To be sure, my searches could just be incomplete. While the search terms yielded thousands of papers I could not find any that obviously related to the idea by quickly scanning a few dozen results.

And while on that topic, I am much less concerned about your replies (no hate) Paul, than I am about those of @talkpopgen here. He is, after all, quite obviously the one actual specialist in the field participating in this thread.

I take your point about ENCODE, and it’s definitely true that the world is full of self-appointed experts, with tangential credentials at best, opining on their latest revolutions of evolutionary biology.

The main reason for my suggestion, as I explained to Paul in another reply, was really that I couldn’t find any articles obviously discussing the phenomenon of diminishing-returns epistasis as a potential solution to Kondrashov’s paradox (or mutational load).

And yet there is good biological data coming from evolution experiments (though pretty much all of these are microbiology for reasons we shouldn’t have to explain, but creationists misrepresent it when we don’t so here we are) that shows how populations that climb novel fitness peaks have numerous large-effect mutations available to them.

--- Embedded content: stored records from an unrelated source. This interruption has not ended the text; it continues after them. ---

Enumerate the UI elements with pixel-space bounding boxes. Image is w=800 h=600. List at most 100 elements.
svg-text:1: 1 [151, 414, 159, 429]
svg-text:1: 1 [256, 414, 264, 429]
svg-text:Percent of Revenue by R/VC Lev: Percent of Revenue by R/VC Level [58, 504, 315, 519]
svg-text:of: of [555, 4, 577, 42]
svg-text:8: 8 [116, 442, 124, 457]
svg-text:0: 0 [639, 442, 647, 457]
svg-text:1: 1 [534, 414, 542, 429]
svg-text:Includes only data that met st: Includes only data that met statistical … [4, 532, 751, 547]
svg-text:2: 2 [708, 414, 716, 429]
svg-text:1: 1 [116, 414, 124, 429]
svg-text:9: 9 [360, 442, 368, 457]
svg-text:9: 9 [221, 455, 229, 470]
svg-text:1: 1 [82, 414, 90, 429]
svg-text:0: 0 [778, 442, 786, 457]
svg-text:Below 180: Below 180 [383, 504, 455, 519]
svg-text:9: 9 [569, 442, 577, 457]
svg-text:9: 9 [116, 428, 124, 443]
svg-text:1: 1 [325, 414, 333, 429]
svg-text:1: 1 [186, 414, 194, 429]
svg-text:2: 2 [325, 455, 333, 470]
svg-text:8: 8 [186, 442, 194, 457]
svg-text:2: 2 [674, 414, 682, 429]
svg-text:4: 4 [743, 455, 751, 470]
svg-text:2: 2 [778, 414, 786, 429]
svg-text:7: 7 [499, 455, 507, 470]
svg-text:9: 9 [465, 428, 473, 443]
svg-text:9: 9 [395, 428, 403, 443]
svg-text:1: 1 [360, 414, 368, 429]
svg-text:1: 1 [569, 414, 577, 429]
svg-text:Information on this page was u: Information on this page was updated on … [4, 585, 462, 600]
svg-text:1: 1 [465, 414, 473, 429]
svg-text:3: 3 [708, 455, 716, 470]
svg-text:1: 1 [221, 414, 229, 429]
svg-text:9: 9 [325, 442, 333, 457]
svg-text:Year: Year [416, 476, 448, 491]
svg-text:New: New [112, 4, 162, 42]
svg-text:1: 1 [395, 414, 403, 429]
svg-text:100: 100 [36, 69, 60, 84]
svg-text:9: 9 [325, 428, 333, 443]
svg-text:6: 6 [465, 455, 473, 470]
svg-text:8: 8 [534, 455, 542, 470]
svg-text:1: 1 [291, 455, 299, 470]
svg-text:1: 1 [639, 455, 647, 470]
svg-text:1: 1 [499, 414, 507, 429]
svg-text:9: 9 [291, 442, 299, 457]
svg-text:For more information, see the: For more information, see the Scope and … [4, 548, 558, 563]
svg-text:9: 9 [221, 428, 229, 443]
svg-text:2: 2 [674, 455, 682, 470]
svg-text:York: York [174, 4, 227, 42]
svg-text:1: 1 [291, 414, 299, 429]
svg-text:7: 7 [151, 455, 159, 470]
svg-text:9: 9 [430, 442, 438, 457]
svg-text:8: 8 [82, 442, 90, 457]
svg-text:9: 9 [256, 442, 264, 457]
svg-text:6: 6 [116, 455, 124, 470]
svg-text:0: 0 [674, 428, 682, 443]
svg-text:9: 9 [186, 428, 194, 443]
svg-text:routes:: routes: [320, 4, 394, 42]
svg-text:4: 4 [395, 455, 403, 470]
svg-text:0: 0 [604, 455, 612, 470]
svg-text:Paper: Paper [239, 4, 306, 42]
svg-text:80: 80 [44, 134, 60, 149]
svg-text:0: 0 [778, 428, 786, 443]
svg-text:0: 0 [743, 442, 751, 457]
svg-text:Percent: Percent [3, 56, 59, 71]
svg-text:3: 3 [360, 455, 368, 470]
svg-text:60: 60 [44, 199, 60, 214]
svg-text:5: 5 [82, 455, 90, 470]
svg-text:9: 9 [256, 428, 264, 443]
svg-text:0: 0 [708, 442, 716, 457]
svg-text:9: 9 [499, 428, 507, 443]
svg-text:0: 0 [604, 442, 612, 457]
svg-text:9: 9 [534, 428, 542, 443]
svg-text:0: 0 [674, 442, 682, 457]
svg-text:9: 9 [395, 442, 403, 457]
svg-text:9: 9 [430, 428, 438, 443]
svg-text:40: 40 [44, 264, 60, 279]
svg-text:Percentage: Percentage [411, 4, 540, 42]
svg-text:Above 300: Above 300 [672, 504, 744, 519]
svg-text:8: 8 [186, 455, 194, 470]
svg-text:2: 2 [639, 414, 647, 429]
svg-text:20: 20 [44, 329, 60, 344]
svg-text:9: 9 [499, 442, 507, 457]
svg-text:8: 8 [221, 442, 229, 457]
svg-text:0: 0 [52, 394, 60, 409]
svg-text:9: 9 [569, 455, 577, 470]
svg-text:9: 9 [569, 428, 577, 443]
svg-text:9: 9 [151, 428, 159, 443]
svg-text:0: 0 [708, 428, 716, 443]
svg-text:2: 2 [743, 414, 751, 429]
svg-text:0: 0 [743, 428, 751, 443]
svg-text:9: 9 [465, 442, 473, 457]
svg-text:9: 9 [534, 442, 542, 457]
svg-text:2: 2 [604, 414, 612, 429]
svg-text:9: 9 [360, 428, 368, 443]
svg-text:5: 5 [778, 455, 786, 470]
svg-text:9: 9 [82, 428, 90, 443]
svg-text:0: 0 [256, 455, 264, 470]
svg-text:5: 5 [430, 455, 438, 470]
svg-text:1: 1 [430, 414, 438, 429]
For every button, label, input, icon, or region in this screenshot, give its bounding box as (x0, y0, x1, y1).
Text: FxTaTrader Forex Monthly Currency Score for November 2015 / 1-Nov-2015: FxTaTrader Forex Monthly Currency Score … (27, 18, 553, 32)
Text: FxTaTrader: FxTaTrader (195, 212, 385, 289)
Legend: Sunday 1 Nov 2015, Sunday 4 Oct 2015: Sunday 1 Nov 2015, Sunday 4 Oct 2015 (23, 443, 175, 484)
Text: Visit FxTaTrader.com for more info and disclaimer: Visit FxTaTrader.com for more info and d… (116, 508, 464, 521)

This is in-part a moderation error. One of the ground rules here is we should not tell others what their faith is. I should not have accepted that portion of Paul’s comment. I can’t fix it now, but the mods will be more careful going forward, and we will cut off that line of discussion.

Taking a wild stab in the dark, I suspect instead he means that a consensus on which one (if any) of the many proposed solutions, or perhaps a combination, will be the one the population genetics community coalesces around.

Any one or even a combination of them might be entirely conclusive.